Trends

What Sets Apart Brocade’s Partner Strategy From Others?

Partner Strategy

The rapid adoption of technologies like SMAC (Social, mobile, analytics and cloud) and software-defined data centers are driving transformation in enterprise architecture. Brocade, which reported a revenue of $2,263 million, a 2% up year-over-year, for fiscal 2015, is optimistic about the growth of its data center business.

A major share of the growth of the company is attributed to its partners, who are trained and aligned to take forward the innovation and ideas of the company. Brocade claims its partner strategy offers the differentiation that its competitors have lacked.

“Unlike our competitors, we don’t talk to the whole world because in the former case despite making investments, there is no guarantee on RoI. We don’t want to over distribute ourselves. What we are doing is looking at verticals and regions. We are handpicking partners who understand data center transformation. We are going with technology-focused partners rather than people doing millions of worth of businesses,” says Srikanth Natarajan, Director, Channels and Alliances, India and SAARC, Brocade India.

Unlike other vendors who have overcrowded the market, Brocade sticks to one partner and leads with them.

He says that the focus of Brocade is now shifted to Tier 2 segments where customers and partners are talking the data center language.

“In 18 months we will have 25 partners whom we will develop and train. We will also develop the whole community of software sellers. In 5 years from now, we should have a solid set of Brocade partners who are as fluent as us,” says Natarajan.

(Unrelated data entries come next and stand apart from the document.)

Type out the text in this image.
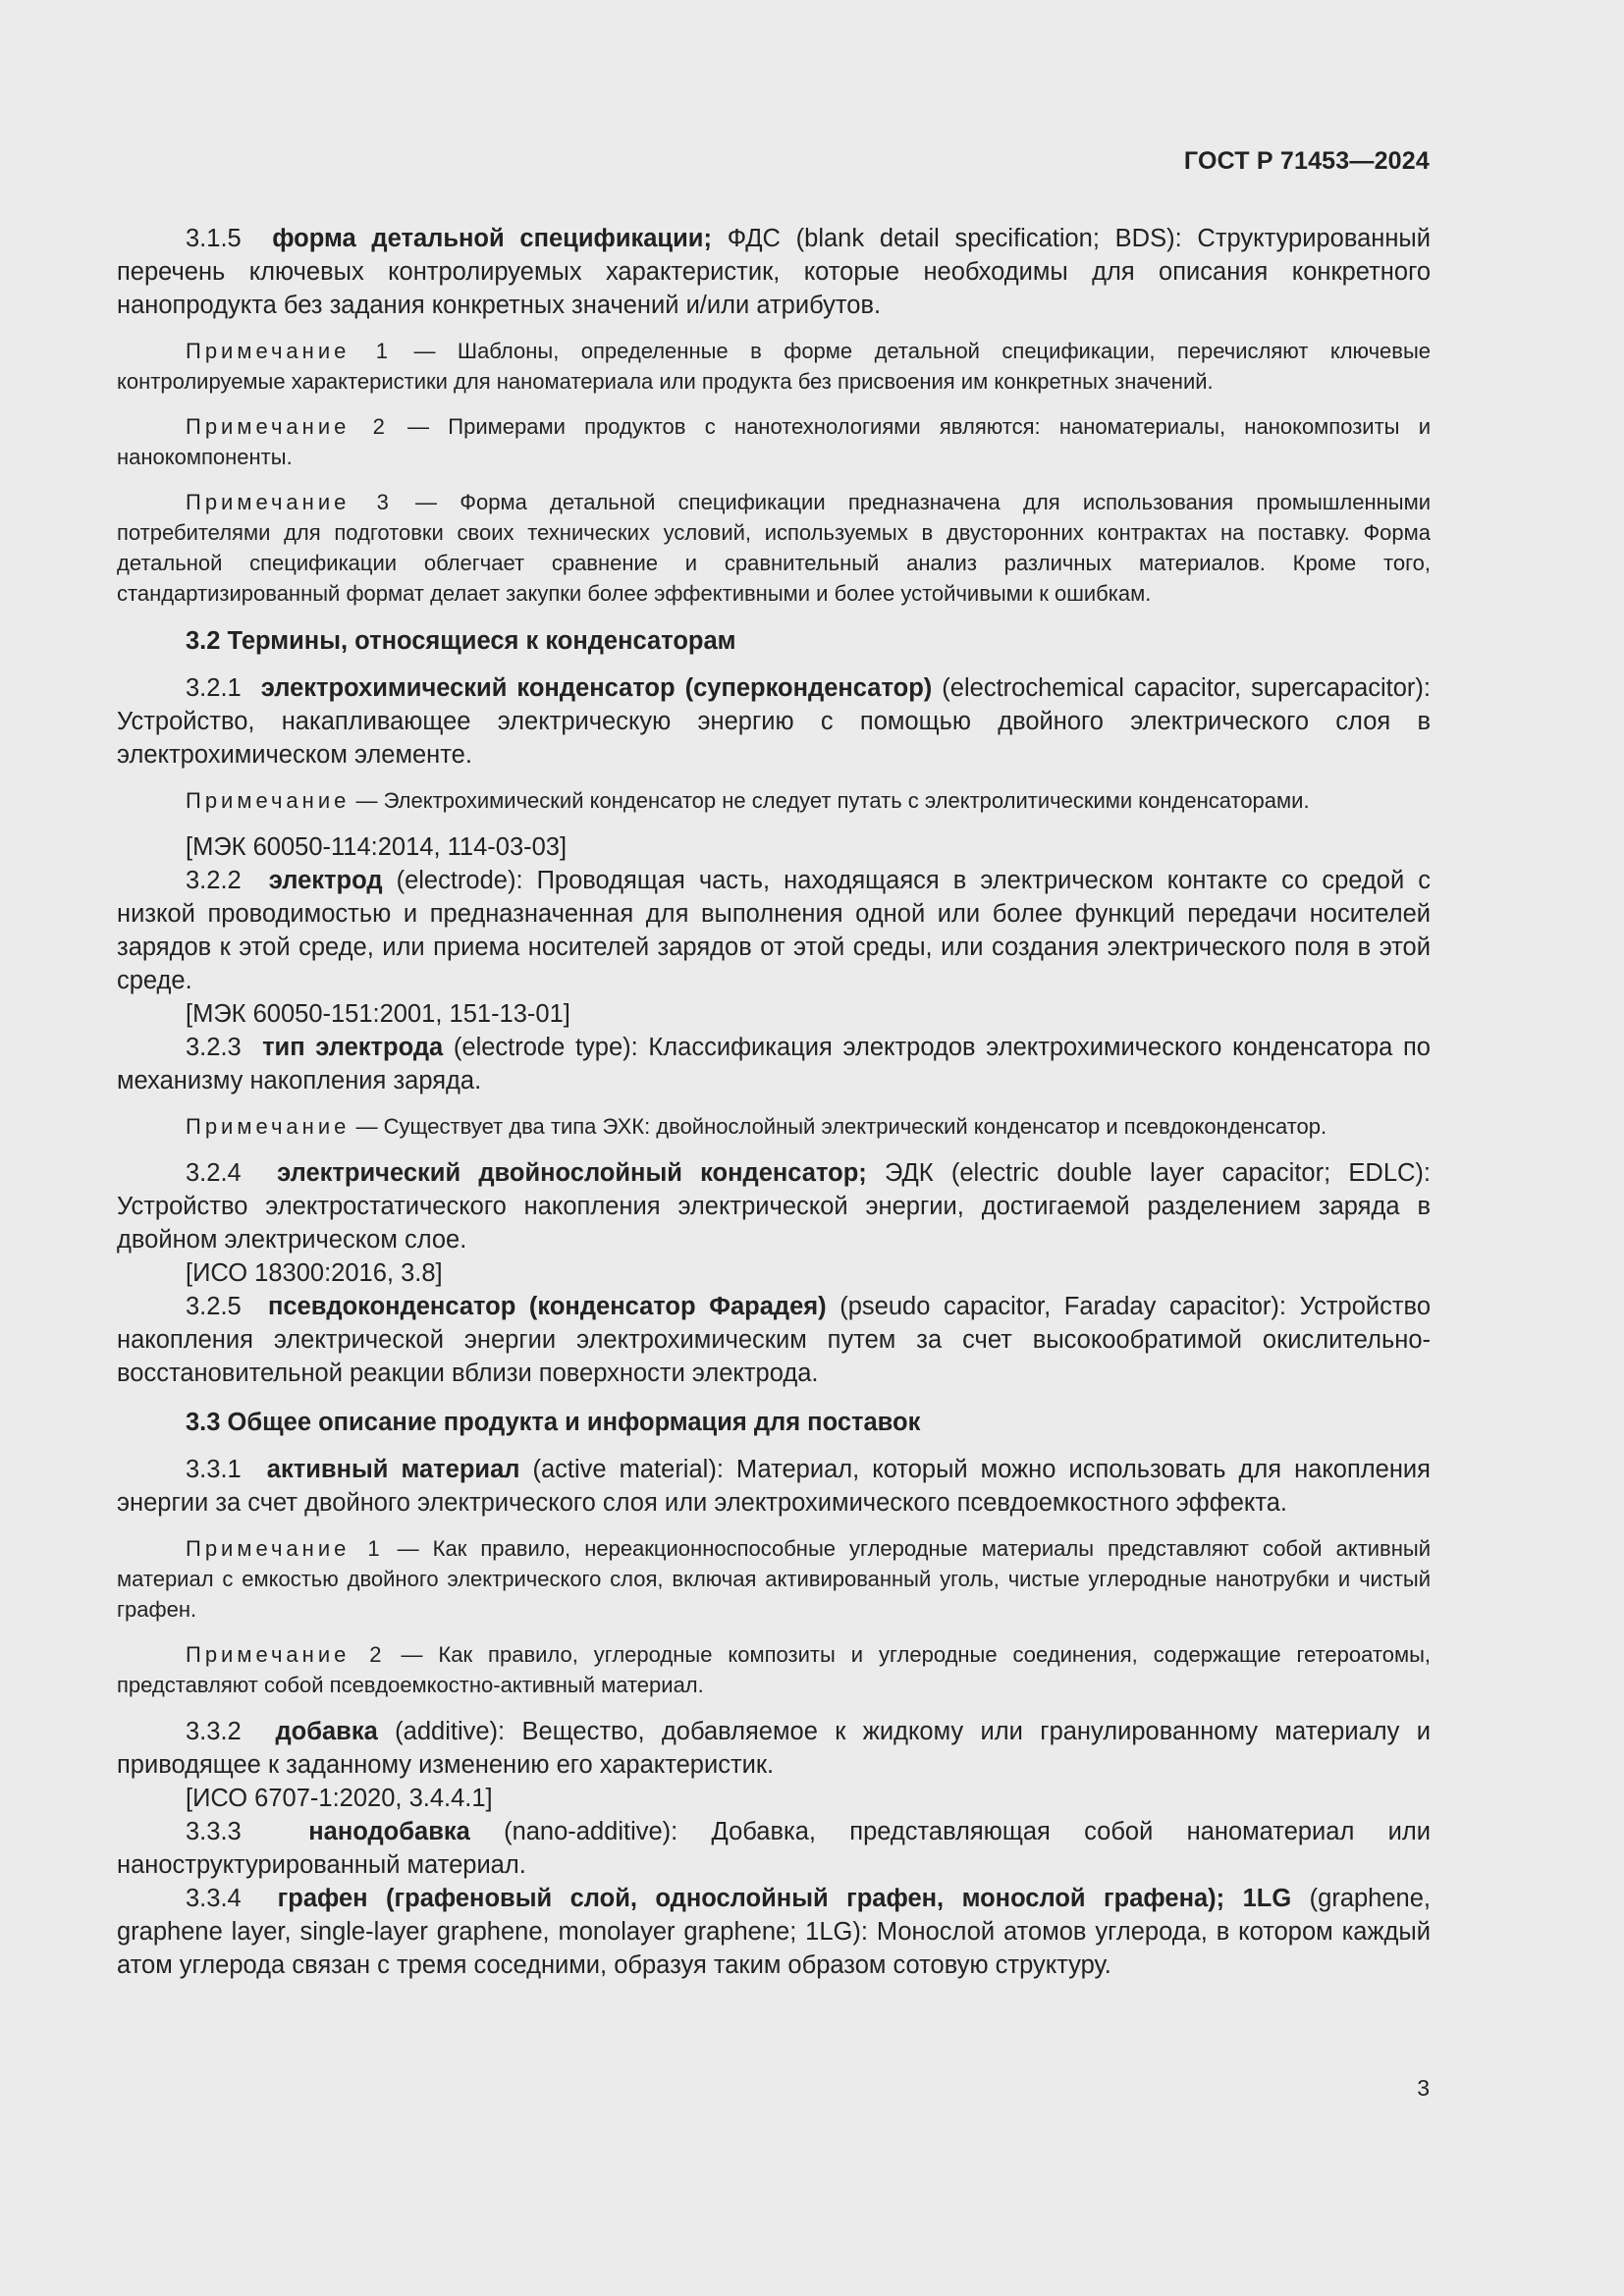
ГОСТ Р 71453—2024

3.1.5 форма детальной спецификации; ФДС (blank detail specification; BDS): Структурированный перечень ключевых контролируемых характеристик, которые необходимы для описания конкретного нанопродукта без задания конкретных значений и/или атрибутов.

Примечание 1 — Шаблоны, определенные в форме детальной спецификации, перечисляют ключевые контролируемые характеристики для наноматериала или продукта без присвоения им конкретных значений.

Примечание 2 — Примерами продуктов с нанотехнологиями являются: наноматериалы, нанокомпозиты и нанокомпоненты.

Примечание 3 — Форма детальной спецификации предназначена для использования промышленными потребителями для подготовки своих технических условий, используемых в двусторонних контрактах на поставку. Форма детальной спецификации облегчает сравнение и сравнительный анализ различных материалов. Кроме того, стандартизированный формат делает закупки более эффективными и более устойчивыми к ошибкам.

3.2 Термины, относящиеся к конденсаторам

3.2.1 электрохимический конденсатор (суперконденсатор) (electrochemical capacitor, supercapacitor): Устройство, накапливающее электрическую энергию с помощью двойного электрического слоя в электрохимическом элементе.

Примечание — Электрохимический конденсатор не следует путать с электролитическими конденсаторами.

[МЭК 60050-114:2014, 114-03-03]

3.2.2 электрод (electrode): Проводящая часть, находящаяся в электрическом контакте со средой с низкой проводимостью и предназначенная для выполнения одной или более функций передачи носителей зарядов к этой среде, или приема носителей зарядов от этой среды, или создания электрического поля в этой среде.

[МЭК 60050-151:2001, 151-13-01]

3.2.3 тип электрода (electrode type): Классификация электродов электрохимического конденсатора по механизму накопления заряда.

Примечание — Существует два типа ЭХК: двойнослойный электрический конденсатор и псевдоконденсатор.

3.2.4 электрический двойнослойный конденсатор; ЭДК (electric double layer capacitor; EDLC): Устройство электростатического накопления электрической энергии, достигаемой разделением заряда в двойном электрическом слое.

[ИСО 18300:2016, 3.8]

3.2.5 псевдоконденсатор (конденсатор Фарадея) (pseudo capacitor, Faraday capacitor): Устройство накопления электрической энергии электрохимическим путем за счет высокообратимой окислительно-восстановительной реакции вблизи поверхности электрода.

3.3 Общее описание продукта и информация для поставок

3.3.1 активный материал (active material): Материал, который можно использовать для накопления энергии за счет двойного электрического слоя или электрохимического псевдоемкостного эффекта.

Примечание 1 — Как правило, нереакционноспособные углеродные материалы представляют собой активный материал с емкостью двойного электрического слоя, включая активированный уголь, чистые углеродные нанотрубки и чистый графен.

Примечание 2 — Как правило, углеродные композиты и углеродные соединения, содержащие гетероатомы, представляют собой псевдоемкостно-активный материал.

3.3.2 добавка (additive): Вещество, добавляемое к жидкому или гранулированному материалу и приводящее к заданному изменению его характеристик.

[ИСО 6707-1:2020, 3.4.4.1]

3.3.3	нанодобавка (nano-additive): Добавка, представляющая собой наноматериал или наноструктурированный материал.

3.3.4 графен (графеновый слой, однослойный графен, монослой графена); 1LG (graphene, graphene layer, single-layer graphene, monolayer graphene; 1LG): Монослой атомов углерода, в котором каждый атом углерода связан с тремя соседними, образуя таким образом сотовую структуру.

3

As enterprises are keen on finding ways to modernize their networks, they want to know how they can protect their investments and get maximum services. Today, network is like a commodity, as anyone can buy a switch anywhere.

“We are saying don’t look at switch as a switch. But as a complete offering that can drive the business for customers and make meaningful offering. New IP will require new conversation, and we are enabling our customers for that,” he says.

According to Gartner, the Indian data center infrastructure market, comprising server, storage, and networking equipment, will reach US$2.03 billion in 2015—making India the second-largest market for data center infrastructure and the second-fastest-growing market in Asia Pacific.

Cloud strategies
“Cloud is a like a journey. It calls for education and trials. Indian CIOs are in that journey and have done a decent amount of virtualization. Now what they want to know is what they can port on cloud. It is a learning for the vendor, partner and customers,” says Natarajan.

Learning lessons
“People are not going to sign-up immediately. They want to deep dive into it and see the proof of concepts. We need to make a demonstration, a lot of information gathering and sharing. It is a collaborative effort. Vendor and customer must sit together and chart out the plan,” he says.

Technology Trends
Today, enterprises are drawn to the software defined architecture.
Other technology trends are big data and analytics. He feels rather than new technologies, the next year will see consolidation of the existing technologies. “As the IT budgets aren’t increasing, optimization of the existing architecture will continue,” he says.

Advice to partners
“Look at what the industry is leading towards. None thought a simple box like a router would run machines. Everything is getting virtualized. Software is the way people are going to look at everything,” says Natarajan.

“We don’t need to buy a router, but buy a software and it does the same routing functionalities. It will take some time for sales people to become fluent,” he signs off.